Question 4 True / False
Because the Hamiltonian cycle problem is NP-complete, it has been proven that no polynomial-time algorithm for it can ever exist.
TTrue
FFalse
Answer: False
NP-completeness does not prove that no polynomial-time algorithm exists — it proves that if any NP-complete problem has a polynomial-time solution, then P = NP (every NP problem would be tractable). Since we do not know whether P = NP, we cannot rule out a polynomial-time algorithm for Hamiltonian cycle. NP-completeness provides strong evidence that efficient algorithms are unlikely, but it is not a proof of impossibility. The P ≠ NP conjecture is one of the Millennium Prize Problems — unresolved despite decades of effort. What NP-completeness does tell us is that we should abandon the search for exact polynomial-time algorithms and turn to approximations, heuristics, or special-case structure instead.
Question 5 Short Answer
Why does changing a problem from 'traverse every edge exactly once' to 'visit every vertex exactly once' transform it from polynomial-time solvable to NP-complete?
Think about your answer, then reveal below.

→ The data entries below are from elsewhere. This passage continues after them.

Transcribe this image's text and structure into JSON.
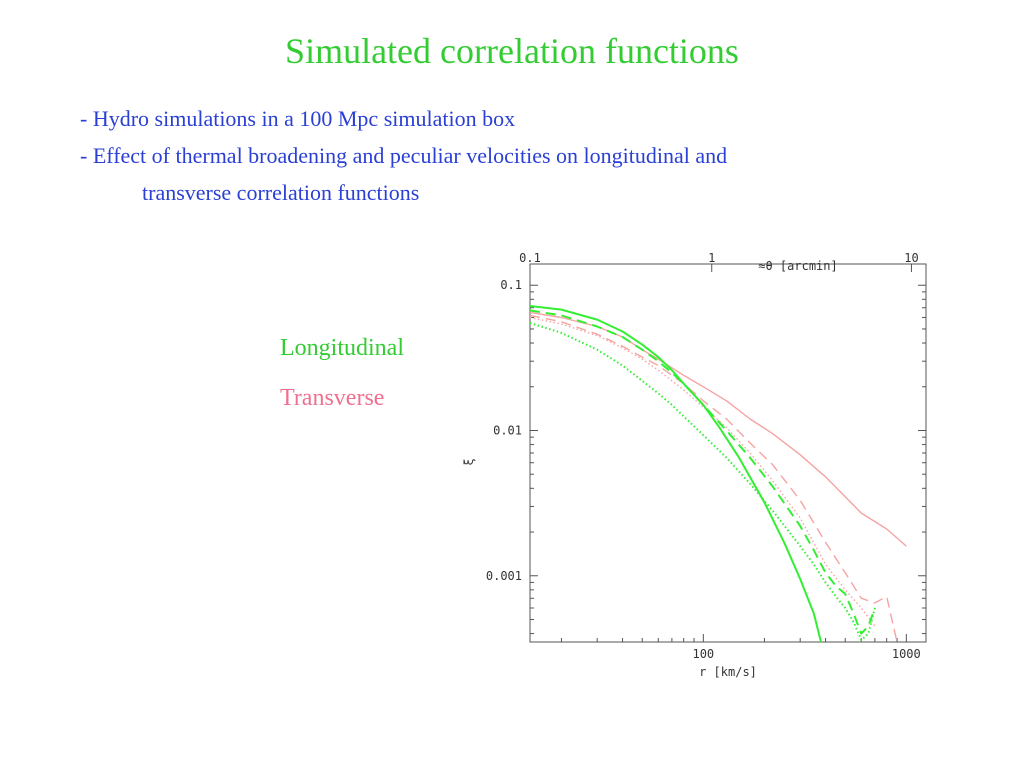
{
  "slide": {
    "title": "Simulated correlation functions",
    "bullets": [
      "- Hydro simulations in a 100 Mpc simulation box",
      "- Effect of thermal broadening and  peculiar velocities on longitudinal and",
      "transverse correlation functions"
    ],
    "legend": {
      "longitudinal": "Longitudinal",
      "transverse": "Transverse"
    }
  },
  "colors": {
    "title": "#33cc33",
    "bullet_text": "#2a3fd4",
    "longitudinal": "#33ee33",
    "transverse": "#f5a3a3"
  },
  "chart_data": {
    "type": "line",
    "xlabel": "r [km/s]",
    "ylabel": "ξ",
    "top_axis_label": "≈θ [arcmin]",
    "x_scale": "log",
    "y_scale": "log",
    "xlim": [
      14,
      1250
    ],
    "ylim": [
      0.00035,
      0.14
    ],
    "x_ticks": [
      100,
      1000
    ],
    "x_tick_labels": [
      "100",
      "1000"
    ],
    "y_ticks": [
      0.1,
      0.01,
      0.001
    ],
    "y_tick_labels": [
      "0.1",
      "0.01",
      "0.001"
    ],
    "top_ticks": [
      0.1,
      1,
      10
    ],
    "top_tick_labels": [
      "0.1",
      "1",
      "10"
    ],
    "top_axis_x_positions": [
      14,
      110,
      1060
    ],
    "series": [
      {
        "group": "transverse",
        "style": "solid",
        "x": [
          14,
          20,
          30,
          40,
          50,
          60,
          70,
          80,
          100,
          130,
          170,
          220,
          300,
          400,
          500,
          600,
          800,
          1000
        ],
        "y": [
          0.065,
          0.06,
          0.052,
          0.044,
          0.036,
          0.031,
          0.027,
          0.024,
          0.02,
          0.016,
          0.012,
          0.0095,
          0.0068,
          0.0048,
          0.0035,
          0.0027,
          0.0021,
          0.0016
        ]
      },
      {
        "group": "transverse",
        "style": "dashed",
        "x": [
          14,
          20,
          30,
          40,
          50,
          60,
          70,
          80,
          100,
          130,
          170,
          220,
          300,
          400,
          500,
          600,
          700,
          800,
          900
        ],
        "y": [
          0.062,
          0.056,
          0.046,
          0.038,
          0.032,
          0.028,
          0.024,
          0.021,
          0.016,
          0.012,
          0.0082,
          0.0058,
          0.0033,
          0.0017,
          0.00105,
          0.0007,
          0.00065,
          0.00072,
          0.00035
        ]
      },
      {
        "group": "transverse",
        "style": "dotted",
        "x": [
          14,
          20,
          30,
          40,
          50,
          60,
          70,
          80,
          100,
          130,
          170,
          220,
          300,
          400,
          500,
          600,
          700
        ],
        "y": [
          0.06,
          0.054,
          0.045,
          0.037,
          0.031,
          0.026,
          0.022,
          0.019,
          0.0145,
          0.0105,
          0.007,
          0.0045,
          0.0025,
          0.0012,
          0.0008,
          0.0006,
          0.00045
        ]
      },
      {
        "group": "longitudinal",
        "style": "solid",
        "x": [
          14,
          20,
          30,
          40,
          50,
          60,
          70,
          80,
          100,
          120,
          150,
          200,
          250,
          300,
          350,
          380
        ],
        "y": [
          0.072,
          0.068,
          0.058,
          0.048,
          0.039,
          0.032,
          0.026,
          0.021,
          0.015,
          0.0105,
          0.0065,
          0.0032,
          0.0017,
          0.00095,
          0.00055,
          0.00035
        ]
      },
      {
        "group": "longitudinal",
        "style": "dashed",
        "x": [
          14,
          20,
          30,
          40,
          50,
          60,
          70,
          80,
          100,
          130,
          170,
          220,
          300,
          350,
          400,
          450,
          500,
          550,
          600,
          650,
          700
        ],
        "y": [
          0.067,
          0.062,
          0.052,
          0.044,
          0.036,
          0.03,
          0.025,
          0.021,
          0.015,
          0.01,
          0.0065,
          0.0041,
          0.0022,
          0.0015,
          0.00105,
          0.00085,
          0.00075,
          0.00055,
          0.0004,
          0.00045,
          0.0006
        ]
      },
      {
        "group": "longitudinal",
        "style": "dotted",
        "x": [
          14,
          20,
          30,
          40,
          50,
          60,
          70,
          80,
          100,
          130,
          170,
          220,
          300,
          350,
          400,
          450,
          500,
          550,
          600,
          650,
          700
        ],
        "y": [
          0.055,
          0.047,
          0.036,
          0.028,
          0.022,
          0.018,
          0.015,
          0.0125,
          0.0093,
          0.0065,
          0.0043,
          0.0028,
          0.0016,
          0.0012,
          0.0009,
          0.00072,
          0.0006,
          0.00048,
          0.00036,
          0.0004,
          0.0006
        ]
      }
    ]
  }
}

Model answer: The Eulerian condition has a clean algebraic characterization: an Eulerian circuit exists if and only if every vertex has even degree, which can be checked in O(n) time. This structure allows a polynomial-time algorithm. The Hamiltonian condition has no analogous characterization — there is no known property of a graph that you can check cheaply and that determines whether a Hamiltonian cycle exists. You must, in the worst case, reason about whether some permutation of all n vertices forms a valid cycle, which leads to a search space of (n−1)! possibilities. The underlying combinatorial structure simply doesn't offer the same algebraic shortcuts.
This example is a favorite in computability theory because the two problems sound nearly identical to non-specialists. The key insight is that computational difficulty is not about how simple the problem *sounds* but about what mathematical structure it has. Eulerian problems have degree-sequence characterizations that reduce the question to local properties; Hamiltonian problems require reasoning about global structure that no efficient algorithm has exploited. This is why NP-completeness proofs are valuable: they tell us when we are facing a fundamentally hard problem and should look for approximations rather than exact solutions.